With the help of artificial intelligence, we may soon be talking to animals
Imagine being able to decipher what birds are saying to each other or understand what African elephants are saying to each other using a smartphone. The good news is that it doesn’t seem like much time until animal speech recognition technology arrives, and in fact, it’s part of the future of Earth Species Project (ESP) technology.
ESP is a non-profit organization that Aza Ruskinthe founder of Mozilla Labs and Brit Selville It was founded by members of the founding team of Twitter. The purpose of this organization is to decode non-human communications using It is artificial intelligence.
Understanding the inner thoughts of pets can be fascinating. Of course, the benefits of understanding animal communication go far beyond listening to conversations between pet dogs and neighbors’ dogs. In fact, the ability to decipher animal communication has direct implications for the protection of the environment and our planet.
Decoding animal communication can lead to the development of tools that can aid conservation research. By knowing the undiscovered characteristics of animals, scientists will be able to discover the way certain species communicate, how they hunt, eat, communicate with other animals, and how they process information received from their surroundings.
Does a wild cat know the nature of humans? Can an elephant’s memory help pass down their life stories from one generation to another?

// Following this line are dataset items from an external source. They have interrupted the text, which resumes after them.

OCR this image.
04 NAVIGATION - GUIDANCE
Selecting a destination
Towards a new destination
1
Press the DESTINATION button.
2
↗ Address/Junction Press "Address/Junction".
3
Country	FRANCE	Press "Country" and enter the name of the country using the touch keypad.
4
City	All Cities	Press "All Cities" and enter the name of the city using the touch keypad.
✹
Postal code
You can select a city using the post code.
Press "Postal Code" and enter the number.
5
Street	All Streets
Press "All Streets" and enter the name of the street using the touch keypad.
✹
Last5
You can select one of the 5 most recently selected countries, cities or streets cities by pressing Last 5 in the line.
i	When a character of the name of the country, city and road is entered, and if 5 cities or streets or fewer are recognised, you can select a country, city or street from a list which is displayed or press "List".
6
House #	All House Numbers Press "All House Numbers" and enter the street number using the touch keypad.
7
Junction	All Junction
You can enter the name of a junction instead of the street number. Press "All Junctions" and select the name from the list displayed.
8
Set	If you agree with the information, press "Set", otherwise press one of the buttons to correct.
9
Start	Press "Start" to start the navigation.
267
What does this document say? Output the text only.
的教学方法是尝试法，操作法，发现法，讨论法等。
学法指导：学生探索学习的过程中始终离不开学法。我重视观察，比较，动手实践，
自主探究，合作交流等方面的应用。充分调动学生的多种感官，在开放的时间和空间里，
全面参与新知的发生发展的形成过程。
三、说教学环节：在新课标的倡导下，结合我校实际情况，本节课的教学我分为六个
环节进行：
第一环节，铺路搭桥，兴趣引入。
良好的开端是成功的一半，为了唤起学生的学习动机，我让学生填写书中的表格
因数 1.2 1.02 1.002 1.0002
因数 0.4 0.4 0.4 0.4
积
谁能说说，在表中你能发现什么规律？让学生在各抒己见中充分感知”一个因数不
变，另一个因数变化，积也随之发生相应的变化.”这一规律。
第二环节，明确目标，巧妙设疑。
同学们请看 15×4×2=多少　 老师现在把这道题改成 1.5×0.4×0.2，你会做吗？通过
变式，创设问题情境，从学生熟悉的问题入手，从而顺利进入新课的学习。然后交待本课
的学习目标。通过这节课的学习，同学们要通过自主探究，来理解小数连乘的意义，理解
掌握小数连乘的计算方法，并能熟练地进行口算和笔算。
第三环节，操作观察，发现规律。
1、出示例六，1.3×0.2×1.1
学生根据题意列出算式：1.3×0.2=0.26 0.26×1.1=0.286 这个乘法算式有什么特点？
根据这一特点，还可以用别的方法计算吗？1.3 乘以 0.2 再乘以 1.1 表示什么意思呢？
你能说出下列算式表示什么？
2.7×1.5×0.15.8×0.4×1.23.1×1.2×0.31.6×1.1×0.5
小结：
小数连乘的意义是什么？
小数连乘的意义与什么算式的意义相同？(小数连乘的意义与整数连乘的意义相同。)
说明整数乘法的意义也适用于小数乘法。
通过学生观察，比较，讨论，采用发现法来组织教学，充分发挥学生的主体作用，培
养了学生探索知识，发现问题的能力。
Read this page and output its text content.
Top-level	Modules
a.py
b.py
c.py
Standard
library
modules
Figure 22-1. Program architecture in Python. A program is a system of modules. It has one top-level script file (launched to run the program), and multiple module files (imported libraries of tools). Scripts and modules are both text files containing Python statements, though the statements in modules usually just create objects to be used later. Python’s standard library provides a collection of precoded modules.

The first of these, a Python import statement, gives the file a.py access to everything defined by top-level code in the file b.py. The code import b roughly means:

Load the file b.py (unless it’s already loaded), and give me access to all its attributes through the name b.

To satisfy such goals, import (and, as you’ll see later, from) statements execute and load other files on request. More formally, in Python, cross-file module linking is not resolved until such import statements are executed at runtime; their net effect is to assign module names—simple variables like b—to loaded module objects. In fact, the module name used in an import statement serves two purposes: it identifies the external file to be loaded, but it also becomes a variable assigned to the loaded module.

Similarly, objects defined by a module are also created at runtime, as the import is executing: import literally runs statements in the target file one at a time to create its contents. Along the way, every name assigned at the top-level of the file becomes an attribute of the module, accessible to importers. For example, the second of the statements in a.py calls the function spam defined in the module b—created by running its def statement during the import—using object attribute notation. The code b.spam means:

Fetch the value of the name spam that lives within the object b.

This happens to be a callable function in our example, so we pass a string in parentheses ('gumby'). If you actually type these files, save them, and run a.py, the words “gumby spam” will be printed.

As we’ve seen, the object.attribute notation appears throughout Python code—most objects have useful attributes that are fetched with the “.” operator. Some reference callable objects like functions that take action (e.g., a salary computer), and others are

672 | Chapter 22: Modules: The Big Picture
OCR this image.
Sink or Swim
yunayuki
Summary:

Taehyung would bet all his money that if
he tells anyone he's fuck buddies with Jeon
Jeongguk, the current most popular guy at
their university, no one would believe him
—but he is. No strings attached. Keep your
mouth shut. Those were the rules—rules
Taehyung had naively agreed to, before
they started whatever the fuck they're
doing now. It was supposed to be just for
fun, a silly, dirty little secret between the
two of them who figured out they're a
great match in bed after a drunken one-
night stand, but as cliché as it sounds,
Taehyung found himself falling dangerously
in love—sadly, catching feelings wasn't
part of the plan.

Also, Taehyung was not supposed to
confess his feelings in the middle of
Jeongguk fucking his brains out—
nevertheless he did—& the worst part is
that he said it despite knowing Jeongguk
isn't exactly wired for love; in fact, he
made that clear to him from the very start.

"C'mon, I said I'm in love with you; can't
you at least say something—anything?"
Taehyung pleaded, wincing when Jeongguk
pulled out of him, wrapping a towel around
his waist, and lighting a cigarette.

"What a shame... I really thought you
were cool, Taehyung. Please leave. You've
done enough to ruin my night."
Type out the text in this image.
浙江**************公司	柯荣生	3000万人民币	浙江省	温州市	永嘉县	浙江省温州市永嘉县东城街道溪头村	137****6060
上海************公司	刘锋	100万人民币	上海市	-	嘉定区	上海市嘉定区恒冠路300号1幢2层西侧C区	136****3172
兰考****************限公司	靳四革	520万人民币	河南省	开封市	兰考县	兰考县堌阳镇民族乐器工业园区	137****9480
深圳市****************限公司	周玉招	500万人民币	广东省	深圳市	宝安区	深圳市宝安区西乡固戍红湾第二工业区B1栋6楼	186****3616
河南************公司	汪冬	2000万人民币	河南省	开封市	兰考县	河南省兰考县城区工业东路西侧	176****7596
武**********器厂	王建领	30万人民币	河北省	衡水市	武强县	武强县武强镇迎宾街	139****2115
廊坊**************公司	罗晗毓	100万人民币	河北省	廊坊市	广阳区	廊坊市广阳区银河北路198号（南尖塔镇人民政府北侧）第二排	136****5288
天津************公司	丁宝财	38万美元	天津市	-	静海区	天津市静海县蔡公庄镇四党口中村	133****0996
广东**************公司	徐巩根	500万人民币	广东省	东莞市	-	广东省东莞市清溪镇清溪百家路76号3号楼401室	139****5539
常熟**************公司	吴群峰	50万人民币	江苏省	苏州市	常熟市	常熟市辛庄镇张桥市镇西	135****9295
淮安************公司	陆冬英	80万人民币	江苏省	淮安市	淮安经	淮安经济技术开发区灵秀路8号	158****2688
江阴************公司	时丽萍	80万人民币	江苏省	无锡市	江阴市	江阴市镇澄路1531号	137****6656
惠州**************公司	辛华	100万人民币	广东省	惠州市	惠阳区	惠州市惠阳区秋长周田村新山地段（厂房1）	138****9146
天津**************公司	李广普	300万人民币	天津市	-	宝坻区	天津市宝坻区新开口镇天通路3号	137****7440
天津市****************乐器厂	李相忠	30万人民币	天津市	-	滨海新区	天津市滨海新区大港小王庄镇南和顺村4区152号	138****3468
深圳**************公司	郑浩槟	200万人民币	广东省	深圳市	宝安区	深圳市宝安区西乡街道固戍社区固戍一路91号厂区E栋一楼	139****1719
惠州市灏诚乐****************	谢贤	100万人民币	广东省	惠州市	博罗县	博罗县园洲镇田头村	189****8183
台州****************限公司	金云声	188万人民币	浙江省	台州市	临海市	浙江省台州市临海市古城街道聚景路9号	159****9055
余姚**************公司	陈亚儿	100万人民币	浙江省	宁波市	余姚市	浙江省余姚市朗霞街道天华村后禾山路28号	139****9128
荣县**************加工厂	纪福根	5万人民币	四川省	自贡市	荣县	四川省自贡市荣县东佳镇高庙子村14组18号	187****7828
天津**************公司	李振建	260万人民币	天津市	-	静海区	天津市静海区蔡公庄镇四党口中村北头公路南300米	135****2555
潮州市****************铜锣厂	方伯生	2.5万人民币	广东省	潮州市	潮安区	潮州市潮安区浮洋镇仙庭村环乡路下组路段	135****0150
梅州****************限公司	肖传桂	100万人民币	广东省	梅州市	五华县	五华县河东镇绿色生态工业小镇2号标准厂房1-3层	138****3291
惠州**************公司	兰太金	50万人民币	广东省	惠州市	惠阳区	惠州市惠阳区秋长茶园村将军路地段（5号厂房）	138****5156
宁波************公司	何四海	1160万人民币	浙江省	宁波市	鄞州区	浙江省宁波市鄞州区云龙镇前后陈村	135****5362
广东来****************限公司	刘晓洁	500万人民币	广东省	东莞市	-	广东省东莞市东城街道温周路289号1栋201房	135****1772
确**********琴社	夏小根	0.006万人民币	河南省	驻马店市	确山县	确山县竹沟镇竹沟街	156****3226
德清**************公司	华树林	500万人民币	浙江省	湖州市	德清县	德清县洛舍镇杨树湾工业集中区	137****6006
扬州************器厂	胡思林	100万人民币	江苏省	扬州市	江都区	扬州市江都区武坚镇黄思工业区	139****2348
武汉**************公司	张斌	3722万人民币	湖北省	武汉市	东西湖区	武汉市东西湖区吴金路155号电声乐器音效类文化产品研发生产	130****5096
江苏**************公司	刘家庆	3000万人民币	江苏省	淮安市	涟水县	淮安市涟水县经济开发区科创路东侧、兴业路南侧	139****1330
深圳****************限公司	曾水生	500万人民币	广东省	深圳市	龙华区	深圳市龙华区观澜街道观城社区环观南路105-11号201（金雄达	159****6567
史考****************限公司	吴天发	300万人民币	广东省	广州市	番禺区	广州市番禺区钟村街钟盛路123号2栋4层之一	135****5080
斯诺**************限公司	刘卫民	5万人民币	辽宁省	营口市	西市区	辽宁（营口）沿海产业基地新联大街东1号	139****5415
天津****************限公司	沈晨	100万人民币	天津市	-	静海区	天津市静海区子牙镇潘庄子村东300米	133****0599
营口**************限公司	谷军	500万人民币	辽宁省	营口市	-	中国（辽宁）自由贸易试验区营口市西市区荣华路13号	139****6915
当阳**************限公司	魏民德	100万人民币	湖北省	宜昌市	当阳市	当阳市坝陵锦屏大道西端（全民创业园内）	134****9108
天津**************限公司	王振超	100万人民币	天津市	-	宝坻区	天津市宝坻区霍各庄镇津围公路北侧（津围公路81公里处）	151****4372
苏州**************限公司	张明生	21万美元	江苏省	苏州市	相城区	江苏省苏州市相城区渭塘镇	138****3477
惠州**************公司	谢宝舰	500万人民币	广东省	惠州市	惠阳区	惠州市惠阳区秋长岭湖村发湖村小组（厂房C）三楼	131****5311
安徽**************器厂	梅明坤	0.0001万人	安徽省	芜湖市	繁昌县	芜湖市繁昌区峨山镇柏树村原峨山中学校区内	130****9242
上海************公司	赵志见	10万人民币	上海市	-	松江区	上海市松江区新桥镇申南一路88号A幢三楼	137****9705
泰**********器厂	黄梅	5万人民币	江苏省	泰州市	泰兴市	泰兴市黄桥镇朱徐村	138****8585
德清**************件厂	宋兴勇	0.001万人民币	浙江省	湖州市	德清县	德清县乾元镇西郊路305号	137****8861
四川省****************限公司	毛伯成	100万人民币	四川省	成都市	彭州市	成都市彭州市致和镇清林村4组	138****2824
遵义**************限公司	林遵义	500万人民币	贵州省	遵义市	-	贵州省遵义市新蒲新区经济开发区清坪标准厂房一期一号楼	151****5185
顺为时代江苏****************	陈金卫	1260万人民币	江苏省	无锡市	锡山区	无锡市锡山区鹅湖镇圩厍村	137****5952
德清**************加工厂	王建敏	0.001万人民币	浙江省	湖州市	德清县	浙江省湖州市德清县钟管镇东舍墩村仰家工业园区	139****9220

We can through techniques Machine learning, decoding bioacoustic data and then translating this information into natural human language, we can obtain a lot of information from animal communication. These data can contribute to human efforts to protect the environment as well as reliable scientific research on different animal species and wildlife population assessment. Of course, as attractive and innovative as it sounds, achieving this goal is really difficult.
Much of the research related to decoding animal communication is based on large language models that work in exactly the same way as the models used to improve the performance of Google Bard or ChatGPT are used. Generative AI tools are very good at understanding language; Because machine learning can understand different languages, styles and contexts well and provide appropriate answers.
ZDNet Large language models are fed enormous amounts of data during many stages of training, he writes. These models learn various inputs to understand the connections between words and their meanings. Basically, a large amount of textual data from various sources such as websites, books, researches, etc. is available for these models.
In the next step, large language models are supervised by human trainers and have conversations with them to learn different concepts better and understand the contexts of the conversation better. This step also makes large language models aware of human emotions and learn precisely how language works.
Although the language of people in different parts of the world is different from each other, but all of them make communication between people possible. Since artificial intelligence is developed based on human intelligence, it is much easier to build models to process natural human language than to build models that understand communication between animals.
The biggest challenge ESP has faced in deciphering animal communication is the lack of basic data. There is no written animal language to train these models, and different communication formats between species present another challenge.
ESP is collecting data from wild animals around the world. Researchers are also recording video and animal sounds. This data is the first step to build basic models that will provide the ability to decode the speech of a wide range of animal species.
The Internet of Things (IoT) also helps to increase the amount of data of different communication styles among animals. A wide variety of inexpensive cameras, voice recorders, etc. means that scientists can collect data from all over the world and prepare it for analysis.
Ruskin One of ESP’s founders says that we will probably have the technology needed to create new, productive sounds in the next 12 to 36 months, and at that time, the technology can be used to decode animal communication.